Pierre Lapointe – La science du coeur

Pierre Lapointe joue ces jours-ci son spectacle Amours, délices et orgues et en conséquence, il a fait paraître vendredi dernier La science du cœur. Celle-ci nous ramène dans les meilleures années du chanteur grandiloquent. Ça rappelle la Forêt des mal-aimées et Sentiments Humains musicalement parlant et par sa parole directe et poétique.

« Les magiciens des temps modernes savent bien comment mentir en fabriquant le beau en tuant quelques souvenirs. »

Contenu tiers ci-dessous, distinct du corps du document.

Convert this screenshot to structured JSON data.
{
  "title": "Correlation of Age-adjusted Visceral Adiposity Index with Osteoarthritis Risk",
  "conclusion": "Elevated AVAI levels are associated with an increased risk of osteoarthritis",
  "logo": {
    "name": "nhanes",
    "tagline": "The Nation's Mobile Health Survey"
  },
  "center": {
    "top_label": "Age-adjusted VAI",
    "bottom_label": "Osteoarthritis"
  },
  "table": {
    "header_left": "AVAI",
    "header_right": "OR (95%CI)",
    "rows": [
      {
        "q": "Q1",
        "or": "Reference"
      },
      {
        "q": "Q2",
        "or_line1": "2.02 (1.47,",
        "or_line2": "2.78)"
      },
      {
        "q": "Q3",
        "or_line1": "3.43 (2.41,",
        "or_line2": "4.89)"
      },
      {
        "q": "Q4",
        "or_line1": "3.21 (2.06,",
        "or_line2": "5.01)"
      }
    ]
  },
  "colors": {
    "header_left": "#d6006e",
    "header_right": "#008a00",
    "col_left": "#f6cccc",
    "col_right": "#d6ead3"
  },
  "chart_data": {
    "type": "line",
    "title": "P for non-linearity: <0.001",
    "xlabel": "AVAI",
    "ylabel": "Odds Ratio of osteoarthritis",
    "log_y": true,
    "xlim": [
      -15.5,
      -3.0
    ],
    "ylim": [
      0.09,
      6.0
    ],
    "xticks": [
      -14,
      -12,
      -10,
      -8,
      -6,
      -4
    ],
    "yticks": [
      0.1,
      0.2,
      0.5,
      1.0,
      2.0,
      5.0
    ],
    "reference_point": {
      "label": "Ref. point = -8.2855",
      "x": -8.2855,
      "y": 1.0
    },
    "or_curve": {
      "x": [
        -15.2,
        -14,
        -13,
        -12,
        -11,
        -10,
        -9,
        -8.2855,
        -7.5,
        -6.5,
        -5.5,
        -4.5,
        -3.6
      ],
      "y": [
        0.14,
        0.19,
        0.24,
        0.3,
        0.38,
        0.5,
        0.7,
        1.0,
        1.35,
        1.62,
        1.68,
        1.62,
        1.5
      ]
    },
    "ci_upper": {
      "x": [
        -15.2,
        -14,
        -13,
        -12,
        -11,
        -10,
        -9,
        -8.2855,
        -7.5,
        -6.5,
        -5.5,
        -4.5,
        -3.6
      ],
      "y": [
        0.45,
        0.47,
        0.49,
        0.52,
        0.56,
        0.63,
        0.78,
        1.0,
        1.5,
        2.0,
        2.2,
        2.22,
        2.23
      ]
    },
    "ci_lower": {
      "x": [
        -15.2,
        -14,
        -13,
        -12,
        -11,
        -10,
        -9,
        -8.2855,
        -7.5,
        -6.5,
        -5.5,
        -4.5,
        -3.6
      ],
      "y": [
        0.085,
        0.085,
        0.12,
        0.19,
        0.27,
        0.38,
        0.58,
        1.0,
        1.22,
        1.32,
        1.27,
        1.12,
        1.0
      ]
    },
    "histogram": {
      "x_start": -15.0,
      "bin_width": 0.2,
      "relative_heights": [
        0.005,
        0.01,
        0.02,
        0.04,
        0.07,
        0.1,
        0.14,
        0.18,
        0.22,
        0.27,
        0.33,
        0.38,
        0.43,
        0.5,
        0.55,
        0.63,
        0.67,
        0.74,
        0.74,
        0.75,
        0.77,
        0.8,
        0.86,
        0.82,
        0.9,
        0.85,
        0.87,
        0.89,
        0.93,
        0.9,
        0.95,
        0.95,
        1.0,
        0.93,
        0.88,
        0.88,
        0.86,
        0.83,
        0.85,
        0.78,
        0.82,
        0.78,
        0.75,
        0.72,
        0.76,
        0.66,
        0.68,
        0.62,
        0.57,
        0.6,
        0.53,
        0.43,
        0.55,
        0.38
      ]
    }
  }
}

Il faut aussi noter la magnifique direction artistique du vidéoclip fait de contraste de couleurs saturées. C’est bon pour les oreilles, beau pour les yeux et prometteurs pour le prochain album.

BEAK – Sex Music

Pendant qu’on est dans les bonnes nouvelles, le groupe de Geoff Barrow (Portishead) BEAK faisait paraître un nouveau simple vendredi dernier. C’est groovy à souhait et la chanson tient quand même bien son nom bien que ce soit un univers d’intimité légèrement marginale et quasi dangereuse que le groupe nous présente. Le vidéoclip qui l’accompagne est tout à fait magnifique avec ses images dynamiques et sa belette qui danse.